Geschichten aus dem Glen, IrlandIrand ist anders, las ich gestern in der Zeitung*. Zumindest das ländliche anders als das urbane. Castletownbere anders als Kildare, Doolin anders als Dublin. Na klar. Überraschend allerdings die Diagnose des Reporters, warum das ländliche Irland so anders sein soll: Das ländliche Irland sei gewissermaßen klassenlos. Da gibt es wenig Status-Unterschiede und kaum soziale Ausgrenzung. Da kann der Arbeitslose problemlos Vorsitzender eines Ortsvereins sein und sich als Mensch großer Wertschätzung erfreuen, auch wenn es beruflich nicht hinhaut bei ihm. Stimmt. Das Leben auf dem irischen Land trägt egalitäre Züge: Es ist nicht so wichtig, was Du bist, was Du trägst, wie Deine Wohnung aussieht oder was Du besitzt, um akzeptiert zu sein.

Das irische Land ist deshalb — ohne es verherrlichen oder die rigiden Formen sozialer Kontrolle schön reden zu wollen, auf seine Weise ein Raum der Freiheit. Eine alte aus Deutschland zugezogene Nachbarin, die es kleidungstechnisch stets extrem locker angehen ließ, pflegte diesen Lieblingsspruch: “Nicht so wichtig, wir sind doch hier in Irland”. In Ordnung, dachte ich mir — auch angesichts der vielen Vorbilder in meiner dörflichen Nachbarschaft — die Freiheit nehme ich mir doch gerne. Früher musste ich mich mit mühselig konstruierten Glaubenssätzen im rechten Licht behaupten: “Leute, die viel schreiben, haben keine blitzblank geputzten Häuser” (sei es weil die Zeit, die Aufmerksamkeit für das staubige Detail oder das Geld dazu fehlt).

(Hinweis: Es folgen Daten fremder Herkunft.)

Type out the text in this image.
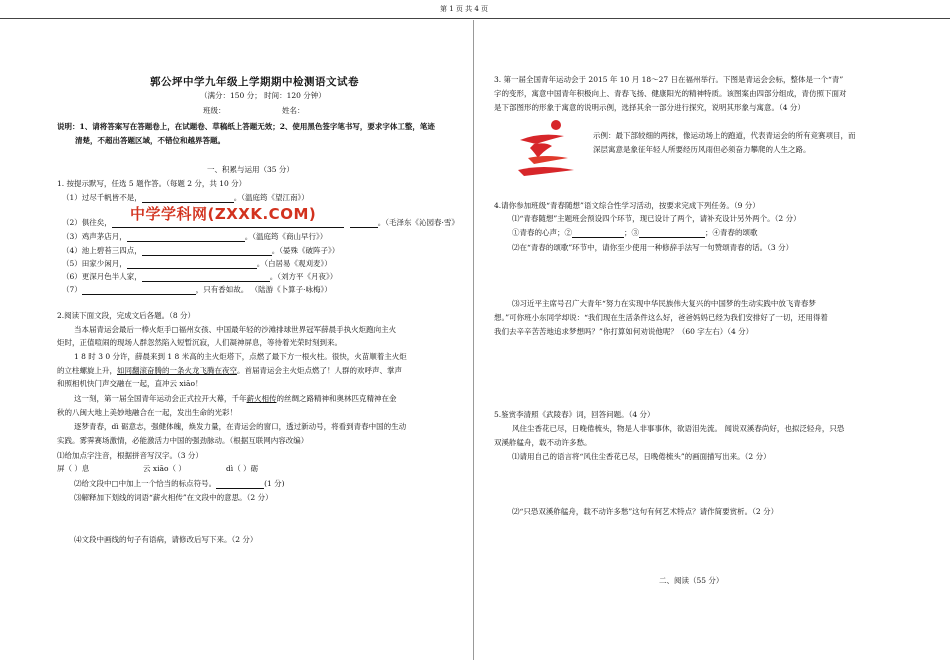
第 1 页 共 4 页
郭公坪中学九年级上学期期中检测语文试卷
（满分：150 分； 时间：120 分钟）
班级：	姓名：
说明：1、请将答案写在答题卷上，在试题卷、草稿纸上答题无效；2、使用黑色签字笔书写，要求字体工整，笔迹
清楚，不超出答题区域，不错位和越界答题。
一、积累与运用（35 分）
1. 按提示默写，任选 5 题作答。（每题 2 分，共 10 分）
（1）过尽千帆皆不是，	。（温庭筠《望江南》）
（2）俱往矣，	。（毛泽东《沁园春·雪》
中学学科网(ZXXK.COM)
（3）鸡声茅店月，	。（温庭筠《商山早行》）
（4）池上碧苔三四点，	。（晏殊《破阵子》）
（5）田家少闲月，	。（白居易《观刈麦》）
（6）更深月色半人家，	。（刘方平《月夜》）
（7）	，只有香如故。 （陆游《卜算子·咏梅》）
2.阅读下面文段，完成文后各题。（8 分）
当本届青运会最后一棒火炬手□福州女孩、中国最年轻的沙滩排球世界冠军薛晨手执火炬跑向主火
炬时，正值喧闹的现场人群忽然陷入短暂沉寂，人们凝神屏息，等待着光荣时刻到来。
1 8 时 3 0 分许，薛晨来到 1 8 米高的主火炬塔下，点燃了最下方一根火柱。很快，火苗顺着主火炬
的立柱螺旋上升，如同翻滚奋腾的一条火龙飞腾在夜空。首届青运会主火炬点燃了！人群的欢呼声、掌声
和照相机快门声交融在一起，直冲云 xiāo！
这一刻，第一届全国青年运动会正式拉开大幕，千年薪火相传的丝绸之路精神和奥林匹克精神在金
秋的八闽大地上美妙地融合在一起，发出生命的光彩！
逐梦青春，dì 砺意志，强健体魄，焕发力量，在青运会的窗口，透过新动号，将看到青春中国的生动
实践。雾霁赛场激情，必能激活力中国的强劲脉动。（根据互联网内容改编）
⑴给加点字注音，根据拼音写汉字。（3 分）
屏（ ）息	云 xiāo（ ）	dì（ ）砺
⑵给文段中□中加上一个恰当的标点符号。	(1 分)
⑶解释加下划线的词语“薪火相传”在文段中的意思。（2 分）
⑷文段中画线的句子有语病，请修改后写下来。（2 分）
3. 第一届全国青年运动会于 2015 年 10 月 18～27 日在福州举行。下图是青运会会标，整体是一个“青”
字的变形，寓意中国青年积极向上、青春飞扬、健康阳光的精神特质。该图案由四部分组成，青仿照下面对
是下部图形的形象于寓意的说明示例，选择其余一部分进行探究，说明其形象与寓意。（4 分）
示例：最下部较细的两抹，像运动场上的跑道，代表青运会的所有竞赛项目，而
深层寓意是象征年轻人所要经历风雨但必须奋力攀爬的人生之路。
4.请你参加班级“青春随想”语文综合性学习活动，按要求完成下列任务。（9 分）
⑴“青春随想”主题班会预设四个环节，现已设计了两个，请补充设计另外两个。（2 分）
①青春的心声；②	；③	；④青春的颂歌
⑵在“青春的颂歌”环节中，请你至少使用一种修辞手法写一句赞颂青春的话。（3 分）
⑶习近平主席号召广大青年“努力在实现中华民族伟大复兴的中国梦的生动实践中放飞青春梦
想。”可你班小东同学却说：“我们现在生活条件这么好，爸爸妈妈已经为我们安排好了一切，还用得着
我们去辛辛苦苦地追求梦想吗？”你打算如何劝说他呢？（60 字左右）（4 分）
5.鉴赏李清照《武陵春》词，回答问题。（4 分）
风住尘香花已尽，日晚倦梳头，物是人非事事休，欲语泪先流。 闻说双溪春尚好，也拟泛轻舟，只恐
双溪舴艋舟，载不动许多愁。
⑴请用自己的语言将“风住尘香花已尽，日晚倦梳头”的画面描写出来。（2 分）
⑵“只恐双溪舴艋舟，载不动许多愁”这句有何艺术特点？请作简要赏析。（2 分）
二、阅读（55 分）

Oder diesen hier: “Männer spülen nicht ab, die weichen ein”. Oder den: “Wer Ordnung hält, ist zu doof, das Chaos zu verstehen.” Heute sage ich nur: “Wir sind doch hier in Irland“. Geht doch. Die Abwasch-Berge in der Küche rufen auch nur ganz, ganz leise. Viel, viel leiser als die Kerry-Berge da draußen. Ein schönes Wochenende!

* Irish Examiner vom 26. November, Seite 9.